L’Empire de l’atome – A. E. van Vogt

Ce texte (qui a une suite, Le Sorcier de Linn, que je lirai dans la foulée) est considéré comme une œuvre majeure de son auteur et de la Science-Fiction du XXe siècle. Avec mes critères actuels (d’autant plus depuis que j’écris moi-même), je le trouve plutôt faiblard, mais pas pour autant dénué d’intérêt. Le style est composé à 95% de « tell », ce qu’on nous recommande d’éviter, c’est à dire qu’on nous raconte les évènements sans nous les faire vivre.

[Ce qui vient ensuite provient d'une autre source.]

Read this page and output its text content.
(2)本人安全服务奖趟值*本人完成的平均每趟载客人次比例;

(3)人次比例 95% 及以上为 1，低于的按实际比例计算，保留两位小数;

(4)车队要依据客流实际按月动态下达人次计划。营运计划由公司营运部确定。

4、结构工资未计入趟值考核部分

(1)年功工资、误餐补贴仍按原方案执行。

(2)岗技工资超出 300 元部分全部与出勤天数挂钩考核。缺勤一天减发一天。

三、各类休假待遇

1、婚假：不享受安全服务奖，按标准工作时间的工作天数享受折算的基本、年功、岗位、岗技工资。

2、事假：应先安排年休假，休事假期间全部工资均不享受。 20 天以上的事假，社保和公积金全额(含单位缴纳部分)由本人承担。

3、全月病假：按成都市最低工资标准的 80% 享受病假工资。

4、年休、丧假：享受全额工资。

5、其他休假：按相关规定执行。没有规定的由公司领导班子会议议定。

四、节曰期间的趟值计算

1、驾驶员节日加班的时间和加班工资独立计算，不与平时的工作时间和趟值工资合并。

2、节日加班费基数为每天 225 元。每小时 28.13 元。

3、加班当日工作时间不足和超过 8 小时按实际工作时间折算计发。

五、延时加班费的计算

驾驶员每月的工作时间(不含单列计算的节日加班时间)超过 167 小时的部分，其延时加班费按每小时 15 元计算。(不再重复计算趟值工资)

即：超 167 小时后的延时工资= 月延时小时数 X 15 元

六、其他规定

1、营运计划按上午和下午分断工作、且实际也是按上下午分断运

Il est vrai que si A. E. van Vogt avait effectivement dû nous faire vivre au moins une partie de ces évènements en « show », le livre n’aurait pas fait 306 pages, mais quatre ou cinq fois plus, étant donné qu’il commence à la naissance de Clane Linn, jusqu’à ses vingt-cinq ou vingt-six ans. Entre ces deux dates, beaucoup de choses se passent pour lui comme pour « l’Empire de l’atome ».

Cet Empire est censé prendre place environ douze-mille ans après Jésus Christ, dans un lointain futur après que des catastrophes nucléaires aient détruit notre civilisation. La culture en place est un curieux mélange de modernité, avec des vaisseaux spatiaux, les planètes du système solaire qui ont été terraformées et colonisées, et de vie primitive, rappelant l’Empire Romain : esclavage, déplacement à cheval et armes blanches, aucune arme à feu ne semblant encore exister. Et tout ce qui a trait à l’atome est considéré comme divin. Cela donne un ton particulier au récit, à la limite entre Science-Fiction et Fantasy.

La partie la plus curieuse se situe à la fin, alors que le personnage principal utilise un objet qui lui donne une puissance surhumaine, sans qu’on sache réellement ce qu’est cet objet, sinon qu’il a trait à l’atome.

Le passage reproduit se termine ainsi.